We waited for inspections (general house, termite, pool) and subsequent reports the past couple of weeks.  They found some stuff wrong with the house and the pool; fixable things, but pricey.  Now we are waiting for negotiations with the bank to take place to either get them to either lower the price or fix the problems.  That means we are also waiting to know if we need to rescind our offer and move on and start all over again.  Oh, and the wifi in the vacation resort is awful - unreliable and as slow as dial-up sometimes.  We are always waiting on internet connections, or we just give up and wait until we go to M's house to catch up on Facebook or answer emails.  We are staying about 35 minutes from M and her family, so the drive there and back is all about waiting to get someplace.  We waited two days for the resort people to fix a minor plumbing issue.   A lot of our mail is still being forwarded, so we wait and wait for mail which we have to drive 35 minutes to pick up at our PO Box.
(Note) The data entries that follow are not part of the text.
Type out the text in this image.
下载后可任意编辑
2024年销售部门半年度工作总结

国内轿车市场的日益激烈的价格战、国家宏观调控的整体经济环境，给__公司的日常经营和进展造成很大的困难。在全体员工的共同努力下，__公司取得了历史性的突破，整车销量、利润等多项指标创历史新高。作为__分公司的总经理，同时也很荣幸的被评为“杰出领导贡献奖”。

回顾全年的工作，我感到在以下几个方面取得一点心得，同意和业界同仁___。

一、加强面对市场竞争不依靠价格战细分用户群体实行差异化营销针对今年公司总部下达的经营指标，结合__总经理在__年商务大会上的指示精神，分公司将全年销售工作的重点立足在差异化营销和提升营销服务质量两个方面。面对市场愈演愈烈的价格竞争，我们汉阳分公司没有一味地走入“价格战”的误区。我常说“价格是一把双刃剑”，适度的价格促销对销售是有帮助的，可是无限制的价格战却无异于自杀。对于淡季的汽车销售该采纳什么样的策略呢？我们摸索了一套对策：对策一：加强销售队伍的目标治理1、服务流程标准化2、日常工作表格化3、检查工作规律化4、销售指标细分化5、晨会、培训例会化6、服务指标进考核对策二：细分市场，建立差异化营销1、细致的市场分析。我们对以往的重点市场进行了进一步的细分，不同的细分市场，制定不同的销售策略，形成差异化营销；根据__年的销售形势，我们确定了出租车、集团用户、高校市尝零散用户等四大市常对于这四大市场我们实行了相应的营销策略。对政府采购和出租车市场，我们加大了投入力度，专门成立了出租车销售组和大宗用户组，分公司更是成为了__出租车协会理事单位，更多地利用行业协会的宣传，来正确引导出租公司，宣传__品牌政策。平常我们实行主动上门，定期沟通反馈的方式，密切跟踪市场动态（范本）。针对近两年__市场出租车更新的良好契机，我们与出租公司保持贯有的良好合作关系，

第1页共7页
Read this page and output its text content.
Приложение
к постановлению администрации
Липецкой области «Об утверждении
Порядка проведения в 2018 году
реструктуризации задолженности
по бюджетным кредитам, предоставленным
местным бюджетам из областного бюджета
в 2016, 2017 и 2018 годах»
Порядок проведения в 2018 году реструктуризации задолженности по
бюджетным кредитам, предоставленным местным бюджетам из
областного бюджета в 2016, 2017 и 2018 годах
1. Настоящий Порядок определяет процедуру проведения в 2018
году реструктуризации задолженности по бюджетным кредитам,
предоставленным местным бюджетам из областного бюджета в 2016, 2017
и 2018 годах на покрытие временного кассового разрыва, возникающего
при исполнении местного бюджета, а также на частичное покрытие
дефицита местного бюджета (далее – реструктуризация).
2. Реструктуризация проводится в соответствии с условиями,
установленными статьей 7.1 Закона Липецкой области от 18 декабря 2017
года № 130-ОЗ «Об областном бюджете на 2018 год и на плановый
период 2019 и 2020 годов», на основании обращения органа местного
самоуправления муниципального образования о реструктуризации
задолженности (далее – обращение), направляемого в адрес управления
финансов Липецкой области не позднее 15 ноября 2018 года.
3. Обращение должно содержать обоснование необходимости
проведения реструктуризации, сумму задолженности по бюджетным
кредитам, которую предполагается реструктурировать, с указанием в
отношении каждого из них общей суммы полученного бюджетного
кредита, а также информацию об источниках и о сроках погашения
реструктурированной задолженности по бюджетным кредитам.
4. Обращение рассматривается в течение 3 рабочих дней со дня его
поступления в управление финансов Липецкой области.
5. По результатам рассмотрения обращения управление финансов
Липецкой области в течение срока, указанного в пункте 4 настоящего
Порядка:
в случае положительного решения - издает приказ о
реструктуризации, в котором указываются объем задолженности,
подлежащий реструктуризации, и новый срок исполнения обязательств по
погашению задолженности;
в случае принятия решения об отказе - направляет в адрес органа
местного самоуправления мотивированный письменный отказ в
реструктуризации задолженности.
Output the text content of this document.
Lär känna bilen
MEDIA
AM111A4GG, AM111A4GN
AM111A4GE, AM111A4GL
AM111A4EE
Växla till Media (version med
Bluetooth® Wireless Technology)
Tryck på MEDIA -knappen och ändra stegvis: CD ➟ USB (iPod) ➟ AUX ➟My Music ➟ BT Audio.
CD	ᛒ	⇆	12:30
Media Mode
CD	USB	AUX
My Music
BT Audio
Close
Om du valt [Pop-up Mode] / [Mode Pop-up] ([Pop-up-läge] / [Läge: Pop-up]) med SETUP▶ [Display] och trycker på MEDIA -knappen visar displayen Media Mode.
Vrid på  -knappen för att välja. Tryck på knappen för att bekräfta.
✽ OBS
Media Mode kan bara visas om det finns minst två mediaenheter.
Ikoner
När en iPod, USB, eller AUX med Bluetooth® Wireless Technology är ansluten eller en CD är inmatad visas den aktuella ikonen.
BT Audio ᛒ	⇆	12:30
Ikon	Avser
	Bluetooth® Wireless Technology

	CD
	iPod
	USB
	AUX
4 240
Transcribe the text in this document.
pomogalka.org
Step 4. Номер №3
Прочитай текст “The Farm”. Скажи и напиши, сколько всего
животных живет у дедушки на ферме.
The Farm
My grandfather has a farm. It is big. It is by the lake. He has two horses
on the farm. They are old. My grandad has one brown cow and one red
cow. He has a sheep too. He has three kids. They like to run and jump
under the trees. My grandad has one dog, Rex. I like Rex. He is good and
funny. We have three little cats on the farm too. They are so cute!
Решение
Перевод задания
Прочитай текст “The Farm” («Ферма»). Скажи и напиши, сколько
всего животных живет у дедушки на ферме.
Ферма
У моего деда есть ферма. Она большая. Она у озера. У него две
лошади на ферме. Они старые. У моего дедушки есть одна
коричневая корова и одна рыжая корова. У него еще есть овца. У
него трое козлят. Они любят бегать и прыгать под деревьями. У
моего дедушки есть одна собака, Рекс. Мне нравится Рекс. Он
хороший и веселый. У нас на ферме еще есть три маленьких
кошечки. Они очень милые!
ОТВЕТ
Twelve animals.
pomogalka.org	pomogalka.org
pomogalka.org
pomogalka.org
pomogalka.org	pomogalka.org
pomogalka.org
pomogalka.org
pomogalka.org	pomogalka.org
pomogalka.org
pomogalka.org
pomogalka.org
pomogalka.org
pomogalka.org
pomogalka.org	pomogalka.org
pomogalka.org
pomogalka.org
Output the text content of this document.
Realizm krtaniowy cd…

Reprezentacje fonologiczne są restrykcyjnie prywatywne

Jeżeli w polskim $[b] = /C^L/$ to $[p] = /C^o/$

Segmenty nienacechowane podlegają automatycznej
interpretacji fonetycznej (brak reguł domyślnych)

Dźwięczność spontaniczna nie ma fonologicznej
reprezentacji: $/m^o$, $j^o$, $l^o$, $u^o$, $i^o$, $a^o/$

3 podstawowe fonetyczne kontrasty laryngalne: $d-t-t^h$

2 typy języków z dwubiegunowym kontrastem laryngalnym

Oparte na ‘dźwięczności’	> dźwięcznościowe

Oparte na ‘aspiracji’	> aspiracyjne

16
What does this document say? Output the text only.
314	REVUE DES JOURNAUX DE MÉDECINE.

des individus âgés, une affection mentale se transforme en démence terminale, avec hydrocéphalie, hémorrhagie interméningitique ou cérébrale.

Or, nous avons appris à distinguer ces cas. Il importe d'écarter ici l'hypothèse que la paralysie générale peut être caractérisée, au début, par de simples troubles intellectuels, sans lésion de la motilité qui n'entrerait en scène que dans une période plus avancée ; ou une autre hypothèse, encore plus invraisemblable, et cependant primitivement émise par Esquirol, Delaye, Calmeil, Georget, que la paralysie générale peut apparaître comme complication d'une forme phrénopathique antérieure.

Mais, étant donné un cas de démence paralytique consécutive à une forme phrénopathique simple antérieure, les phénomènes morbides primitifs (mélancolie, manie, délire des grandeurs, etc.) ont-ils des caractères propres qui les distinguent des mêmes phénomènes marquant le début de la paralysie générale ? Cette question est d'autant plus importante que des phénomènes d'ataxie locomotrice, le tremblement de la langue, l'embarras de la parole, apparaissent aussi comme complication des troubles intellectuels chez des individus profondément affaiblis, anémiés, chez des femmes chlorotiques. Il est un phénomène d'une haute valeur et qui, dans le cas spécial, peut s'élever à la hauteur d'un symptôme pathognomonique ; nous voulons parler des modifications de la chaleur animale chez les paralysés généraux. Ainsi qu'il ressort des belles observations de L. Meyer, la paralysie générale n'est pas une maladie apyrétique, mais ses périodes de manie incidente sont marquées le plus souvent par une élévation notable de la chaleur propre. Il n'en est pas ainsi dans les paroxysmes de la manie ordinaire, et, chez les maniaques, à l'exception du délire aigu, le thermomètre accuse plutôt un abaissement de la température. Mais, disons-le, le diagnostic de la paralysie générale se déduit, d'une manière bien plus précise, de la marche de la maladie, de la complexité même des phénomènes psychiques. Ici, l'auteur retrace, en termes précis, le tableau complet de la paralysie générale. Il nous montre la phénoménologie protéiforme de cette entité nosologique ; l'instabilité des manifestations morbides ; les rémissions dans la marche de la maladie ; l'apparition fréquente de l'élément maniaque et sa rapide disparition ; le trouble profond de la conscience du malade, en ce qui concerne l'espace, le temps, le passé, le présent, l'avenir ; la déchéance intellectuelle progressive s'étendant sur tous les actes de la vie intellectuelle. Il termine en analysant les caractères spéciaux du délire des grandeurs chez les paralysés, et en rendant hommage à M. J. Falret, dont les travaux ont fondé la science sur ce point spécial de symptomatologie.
We had to wait for over a week for new checks to arrive from our new bank.  Moving is rife with waiting opportunities.  Buying a house, too.  I could go on and on.  Aren't you glad I am going to stop now?

On that damn bright side, it is warm enough to swim in a pool now.  We have already been in M & MV's pool with the kids.  It is so much fun.  N is 2 years old and just as cute as can be.  He wears a little swimming tube that looks like a yellow tutu.  SOOOO hilarious and darling.  E is 10 and is growing and maturing in leaps and bounds. 
Occasionally she forgets she is a complicated, negative, goth-queen tween and manages to laugh out loud at something ridiculous and uncool.  That warms my heart. 
I hate the waiting game, but it is worth it to be with my family.  It is worth it to play with our grandchildren.  Neither T nor I are particularly mature; we splash around and misbehave like crazy with the kids in the pool.  They love it.  We do, too.   In fact, we are waiting now to go there and play in the pool today.  I can't wait.